When a company misses an earnings target, it usually faces some backlash: a drop in stock prices, negative headlines, and sometimes even CEO turnover.

But when it misses a self-imposed climate goal, most often the response is…crickets.

A new study co-authored by Haas School of Business professor Shawn Kim and featured on the cover of the March issue of Nature Climate Change found that almost 40% of the companies that set 2020 emissions targets either missed the mark or simply stopped reporting on them before the deadline. The researchers found an accountability gap: these companies faced no significant market penalties or stakeholder consequences.

image of a cover of a Nature journal article“This does seem like an opportunity for a free lunch,” said Kim, an assistant professor of accounting. “Companies can enjoy some immediate benefits, such as positive media sentiment and environmental scores by announcing emissions targets, but it doesn’t seem like they’re paying any consequences when they miss or drop these targets.”

The study, coauthored by Xiaoyan Jiang of New York University’s Stern School of Business and Shirley Lu of Harvard Business School, looked at over 1,000 companies that set goals to reduce greenhouse gas emissions ending in 2020. These companies represent about 5% of annual global emissions.

  • Almost 61% achieved their targets
  • About 9% failed
  • Almost 31% disappeared, or quietly stopped reporting.

The highest success rates were for companies based in developed economies with greater press freedom, the researchers found.

“We looked at 2020 because a lot of companies set targets due at the end of every decade, so 2020 was the first year we got to observe the final outcome in a large sample,” Kim said. “It was a little surprising for us to see that so many companies didn’t transparently disclose their outcomes.”

Among the 88 companies that failed to reach their targets:

  • Only a third acknowledged their failure in sustainability reports.
  • Only three of them received media coverage.
  • There was no significant stock movement, decline in environmental scores, decline in media sentiment, or increase in shareholder engagement when they missed the mark.

The researchers divided the 320 firms that stopped reporting on their targets into two groups: leaders and laggards. The laggards silently removed their targets, presumably after realizing they would fail, while the leaders updated their 2020 targets with more ambitious goals for 2030 and beyond.

Among the disappeared firms with absolute targets, the researchers calculated that about 63% would not have achieved their goals had they continued reporting.
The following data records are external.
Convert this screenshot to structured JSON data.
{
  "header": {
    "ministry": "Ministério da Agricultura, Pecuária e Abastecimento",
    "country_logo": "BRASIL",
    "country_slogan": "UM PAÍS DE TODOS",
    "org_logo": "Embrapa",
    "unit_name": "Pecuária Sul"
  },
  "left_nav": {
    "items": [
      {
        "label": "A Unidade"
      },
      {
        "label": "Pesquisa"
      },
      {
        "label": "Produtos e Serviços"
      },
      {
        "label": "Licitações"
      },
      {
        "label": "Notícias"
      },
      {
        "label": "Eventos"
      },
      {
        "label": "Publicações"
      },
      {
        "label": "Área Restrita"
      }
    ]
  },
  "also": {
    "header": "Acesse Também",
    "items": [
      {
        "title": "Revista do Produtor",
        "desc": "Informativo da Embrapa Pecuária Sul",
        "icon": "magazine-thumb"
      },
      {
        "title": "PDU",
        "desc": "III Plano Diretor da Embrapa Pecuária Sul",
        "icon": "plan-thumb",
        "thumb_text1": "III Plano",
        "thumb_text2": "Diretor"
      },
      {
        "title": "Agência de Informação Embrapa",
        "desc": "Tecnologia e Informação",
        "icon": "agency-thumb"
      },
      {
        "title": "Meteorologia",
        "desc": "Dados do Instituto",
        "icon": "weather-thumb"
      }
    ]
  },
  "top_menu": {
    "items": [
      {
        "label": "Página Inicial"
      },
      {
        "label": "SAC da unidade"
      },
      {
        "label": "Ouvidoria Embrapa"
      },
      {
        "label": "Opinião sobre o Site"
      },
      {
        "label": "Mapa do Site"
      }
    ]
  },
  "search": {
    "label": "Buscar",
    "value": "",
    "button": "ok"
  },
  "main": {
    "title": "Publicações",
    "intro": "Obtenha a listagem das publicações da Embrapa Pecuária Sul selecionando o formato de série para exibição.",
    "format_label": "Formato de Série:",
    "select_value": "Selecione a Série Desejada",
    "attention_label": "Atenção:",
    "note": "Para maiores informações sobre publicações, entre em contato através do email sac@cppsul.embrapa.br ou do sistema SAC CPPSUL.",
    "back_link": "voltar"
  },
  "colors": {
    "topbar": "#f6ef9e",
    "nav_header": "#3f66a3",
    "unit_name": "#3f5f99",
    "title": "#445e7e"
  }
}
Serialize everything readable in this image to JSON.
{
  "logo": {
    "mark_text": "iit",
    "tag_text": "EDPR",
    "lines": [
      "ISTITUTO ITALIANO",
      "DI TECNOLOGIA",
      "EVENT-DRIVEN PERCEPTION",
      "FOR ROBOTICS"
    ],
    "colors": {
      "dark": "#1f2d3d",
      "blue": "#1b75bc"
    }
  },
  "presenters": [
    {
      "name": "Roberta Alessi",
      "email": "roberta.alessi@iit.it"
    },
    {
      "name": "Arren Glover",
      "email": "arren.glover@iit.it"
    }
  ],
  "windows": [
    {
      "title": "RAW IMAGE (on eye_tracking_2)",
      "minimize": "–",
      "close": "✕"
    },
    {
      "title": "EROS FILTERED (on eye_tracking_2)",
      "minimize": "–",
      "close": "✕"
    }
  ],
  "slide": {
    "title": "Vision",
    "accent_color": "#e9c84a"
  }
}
The materials and energy sectors had the lowest achievement rates, while healthcare and finance—less carbon-intensive industries—performed better.

Accountability gap

The findings, Kim says, point to the need for greater institutional support for reporting, auditing, and monitoring emissions targets, in the same way that earnings targets are monitored. After all, the goals did lead to significant reductions—critical progress in the battle against rising temperatures that must continue. “The problem is that the carbon disclosure framework is still in development,” Kim says. “There’s no strong verification or auditing to this information.”

Without accountability, “firms have the opportunity to engage in greenwashing because they know that they could get a benefit by announcing targets and they don’t have to pay any costs when they miss them.” Without increased oversight, this raises concerns for the credibility of 2030 and 2050 targets.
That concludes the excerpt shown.